Le nerf de la guerre : la longue histoire des liaisons dangereuses entre argent et guerre
Pierre de Taillac440 pages
1 critique de lecteur

Avis de Adam Craponne : "Mon maréchal des logis avec cette putain de guerre, l’argent a l’odeur du beurre rance"

Si ce n’est pas le premier livre sur le sujet des rapports entre la guerre et l’argent, c’est sûrement le premier ouvrage de synthèse écrit directement en français sur la question. En 1989 était paru "L'Or et le sang. Les buts de guerre économiques de la Première Guerre mondiale" avec pour auteur Georges-Henri Soutou, d’autres ouvrages s’étaient fortement intéressés à la façon dont l’or américain avait permis le financement des guerres de l’Espagne au XVIe siècle ou à l’endettement de la monarchie française en 1789, du fait des guerres de Louis XIV, Louis XV et Louis XVI.

"Le nerf de la guerre : la longue histoire des liaisons dangereuses entre argent et guerre" d’Alessandro Giraudo, est préfacé par Jacques Attali. Ce dernier pointe que :
« Guerres et pillage sont ainsi longtemps été des substituts à la dette pour financer les dépenses, étatiques ou autres » (page 10)

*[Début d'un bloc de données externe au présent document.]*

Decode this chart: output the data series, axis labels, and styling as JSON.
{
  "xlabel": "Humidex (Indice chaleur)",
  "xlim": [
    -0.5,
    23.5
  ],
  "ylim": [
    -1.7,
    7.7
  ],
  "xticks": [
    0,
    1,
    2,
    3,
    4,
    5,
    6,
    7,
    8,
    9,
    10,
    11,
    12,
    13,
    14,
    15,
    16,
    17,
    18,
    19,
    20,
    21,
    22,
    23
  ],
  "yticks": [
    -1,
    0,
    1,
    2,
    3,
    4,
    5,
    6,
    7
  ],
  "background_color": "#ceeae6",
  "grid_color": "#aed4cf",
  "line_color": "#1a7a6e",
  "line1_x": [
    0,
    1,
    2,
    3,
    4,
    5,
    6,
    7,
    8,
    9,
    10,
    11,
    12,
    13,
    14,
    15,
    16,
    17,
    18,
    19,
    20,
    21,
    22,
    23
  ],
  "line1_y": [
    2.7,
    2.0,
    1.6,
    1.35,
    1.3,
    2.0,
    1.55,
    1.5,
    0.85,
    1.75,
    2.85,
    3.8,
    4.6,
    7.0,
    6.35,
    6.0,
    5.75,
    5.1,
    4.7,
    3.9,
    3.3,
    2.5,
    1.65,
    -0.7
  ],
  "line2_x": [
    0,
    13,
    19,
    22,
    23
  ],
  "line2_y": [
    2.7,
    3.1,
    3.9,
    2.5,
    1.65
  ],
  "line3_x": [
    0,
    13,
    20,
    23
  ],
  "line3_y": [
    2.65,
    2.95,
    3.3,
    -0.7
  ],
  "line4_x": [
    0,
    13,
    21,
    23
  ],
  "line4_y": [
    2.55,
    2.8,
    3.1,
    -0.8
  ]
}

L’introduction rappelle que l’Église s’est sérieusement enrichie au Moyen-âge en imposant le premier impôt sur le revenu à savoir la dîme saladine et qu’elle a acheté assez bon marché des biens de seigneurs désirant partir en croisade.

Le livre est composé de courts chapitres d’environ dix pages qui pour 23 suivent l’ordre chronologique depuis l’Égypte antique jusqu’à la Guerre froide. Trois chapitres sont thématiques, ils s’intitulent : "Opium, diamants, or et terres rares participent au financement d’un nouveau type de guerres", "La monnaie, arme de guerre", "Les grandes places qui financent les guerres et la création des Banques centrales". On y apprend en particulier page 338 que le franc a été créé en 1360 pour payer la rançon de Jean le Bon, rançon d’ailleurs pour un cinquième par le versement par Galéace Visconti d’une somme pour avoir eu l’honneur d’être devenu le gendre du roi de France.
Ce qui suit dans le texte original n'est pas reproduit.